Rich Raymond, also head of MSU's English department, took sabbatical leave from MSU during January through July of 2012 to pursue a Fulbright Scholarship in the Eastern European nation. In Kosovo, Raymond taught American literature and academic research methods to 22 master's students studying teaching at the University of Pristina, located in Kosovo's capital city.
Raymond recently published a 229-page book detailing how his students developed critical thinking skills to evaluate the paradoxes of slavery and liberty, as well as justice and injustice -- the story of how they learned American literature. "Writing Visions of Hope: Teaching Twentieth-Century American Literature and Research," published by Information Age Publishing Inc., focuses on students' capacity for hope despite the continued violence they face.
"This book is the story of how these Kosovo students learned to connect American literature to the literature of their own country. The themes -- it's uncanny how parallel they are," Raymond said.
Government leaders in Kosovo are former communists, and schools are places where students are asked to regurgitate the information they've heard in lectures, Raymond said. Students in his class were initially concerned about giving the "right" answer, but Raymond used that as an opportunity to teach them, if they can provide textual evidence to support their interpretation, their answers are correct.
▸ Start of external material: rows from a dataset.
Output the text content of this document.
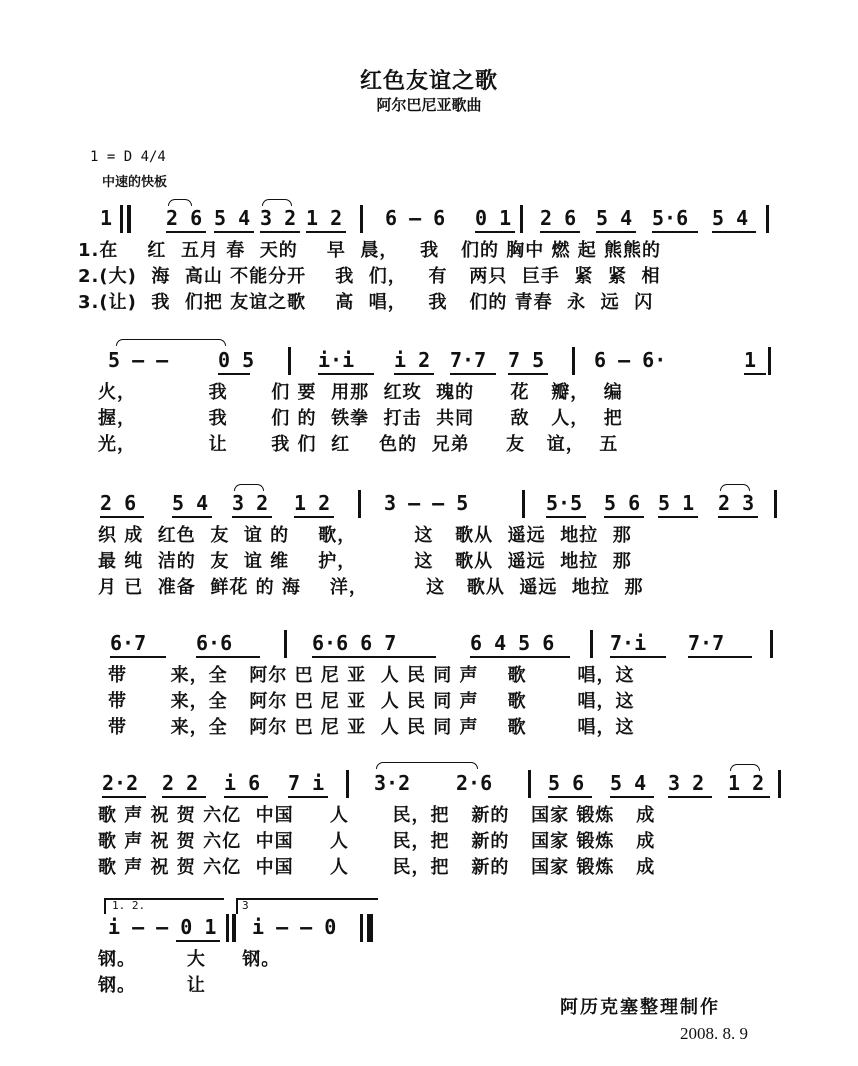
红色友谊之歌
阿尔巴尼亚歌曲
1 = D 4/4
中速的快板
1	2 6 5 4 3 2 1 2 6 – 6 0 1 2 6 5 4 5·6 5 4
1.在    红  五月 春  天的    早  晨，   我   们的 胸中 燃 起 熊熊的
2.(大)  海  高山 不能分开    我  们，   有   两只  巨手  紧  紧  相
3.(让)  我  们把 友谊之歌    高  唱，   我   们的 青春  永  远  闪
5 – – 0 5	i·i i 2 7·7 7 5 6 – 6·	1
火，          我      们 要  用那  红玫  瑰的     花   瓣，  编
握，          我      们 的  铁拳  打击  共同     敌   人，  把
光，          让      我 们  红    色的  兄弟     友   谊，  五
2 6 5 4 3 2 1 2	3 – – 5	5·5 5 6 5 1 2 3
织 成  红色  友  谊 的    歌，        这   歌从  遥远  地拉  那
最 纯  洁的  友  谊 维    护，        这   歌从  遥远  地拉  那
月 已  准备  鲜花 的 海    洋，        这   歌从  遥远  地拉  那
6·7 6·6	6·6 6 7	6 4 5 6	7·i 7·7
带      来，全   阿尔 巴 尼 亚  人 民 同 声    歌       唱，这
带      来，全   阿尔 巴 尼 亚  人 民 同 声    歌       唱，这
带      来，全   阿尔 巴 尼 亚  人 民 同 声    歌       唱，这
2·2 2 2 i 6 7 i 3·2 2·6	5 6 5 4 3 2 1 2
歌 声 祝 贺 六亿  中国     人      民，把   新的   国家 锻炼   成
歌 声 祝 贺 六亿  中国     人      民，把   新的   国家 锻炼   成
歌 声 祝 贺 六亿  中国     人      民，把   新的   国家 锻炼   成
1. 2.	3
i – – 0 1 i – – 0
钢。       大     钢。
钢。       让
阿历克塞整理制作
2008. 8. 9
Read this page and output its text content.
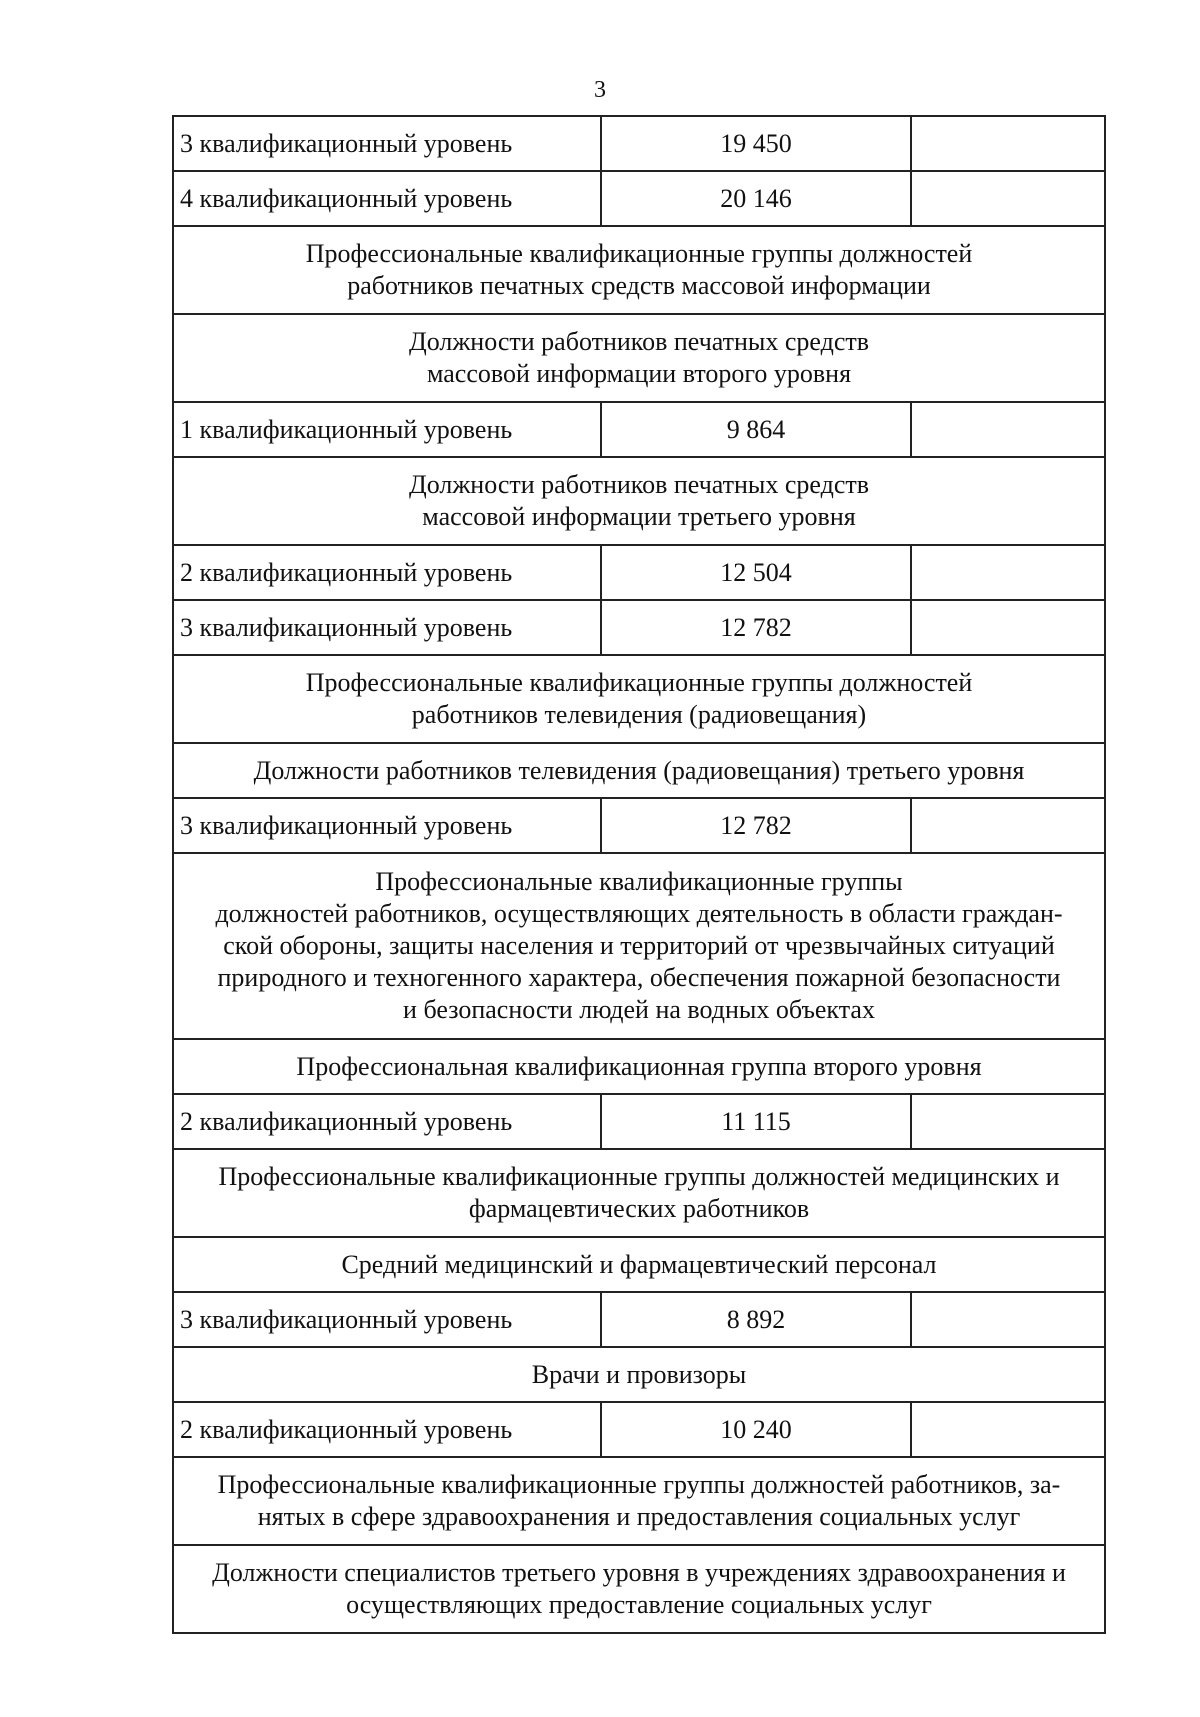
3
3 квалификационный уровень	19 450	
4 квалификационный уровень	20 146	
Профессиональные квалификационные группы должностей
работников печатных средств массовой информации		
Должности работников печатных средств
массовой информации второго уровня		
1 квалификационный уровень	9 864	
Должности работников печатных средств
массовой информации третьего уровня		
2 квалификационный уровень	12 504	
3 квалификационный уровень	12 782	
Профессиональные квалификационные группы должностей
работников телевидения (радиовещания)		
Должности работников телевидения (радиовещания) третьего уровня		
3 квалификационный уровень	12 782	
Профессиональные квалификационные группы
должностей работников, осуществляющих деятельность в области граждан-
ской обороны, защиты населения и территорий от чрезвычайных ситуаций
природного и техногенного характера, обеспечения пожарной безопасности
и безопасности людей на водных объектах		
Профессиональная квалификационная группа второго уровня		
2 квалификационный уровень	11 115	
Профессиональные квалификационные группы должностей медицинских и
фармацевтических работников		
Средний медицинский и фармацевтический персонал		
3 квалификационный уровень	8 892	
Врачи и провизоры		
2 квалификационный уровень	10 240	
Профессиональные квалификационные группы должностей работников, за-
нятых в сфере здравоохранения и предоставления социальных услуг		
Должности специалистов третьего уровня в учреждениях здравоохранения и
осуществляющих предоставление социальных услуг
Students wrote about what they read in Raymond's class in responsive journal entries. They responded to Raymond's analytical questions about plot and characterization, as well as opinion questions about how the text related to, or failed to relate to, the students' lives. Throughout the courses he taught, Raymond used writing-to-learn strategies, which encourage students to write to help them process and retain course content.
"Writing Visions of Hope" opens with Raymond's narrating the students' responses to the writing-to-learn strategies, and the book continues by describing how Raymond's students learned to use research to connect American and Balkan narratives to justice and injustice, oppression and liberty, and despair and hope, Raymond said.
The second half of the book celebrates students' writing, as well as their development as critical thinkers, he explained, and the final chapter reveals students' responses, as well as UP professors' responses, to Raymond's surveys about despair and hope for the future of Kosovo.
"I asked the professors and students, 'Are you hopeful that Kosovo can escape the corruption, not only in the government, but in the educational system?' Their answer was usually, 'No,' but when I got them to talk about their teaching and helping their students become freer people and useful in running the country in the future, they were all hope," Raymond said.
Raymond's belief that literature can offer hope in a world of despair is best reflected in William Faulkner's Nobel Prize acceptance speech, Raymond said. In 1954, Faulkner described his purpose in writing fiction was to tell the truth while offering a vision of hope.
"I think Faulkner meant that, somewhere in the pages of these realistic novels and poems that tell the truth about the horrors in our modern world, we have to see evidence that, occasionally, men and women are capable, simultaneously, of intelligence and compassion and self-sacrifice," Raymond said. "If we can find that in literature, then literature will uplift us.
"It still gives us a vision of the nightmare, but it gives us hope for an American dream or for a European dream that is not a vision of despair," he explained.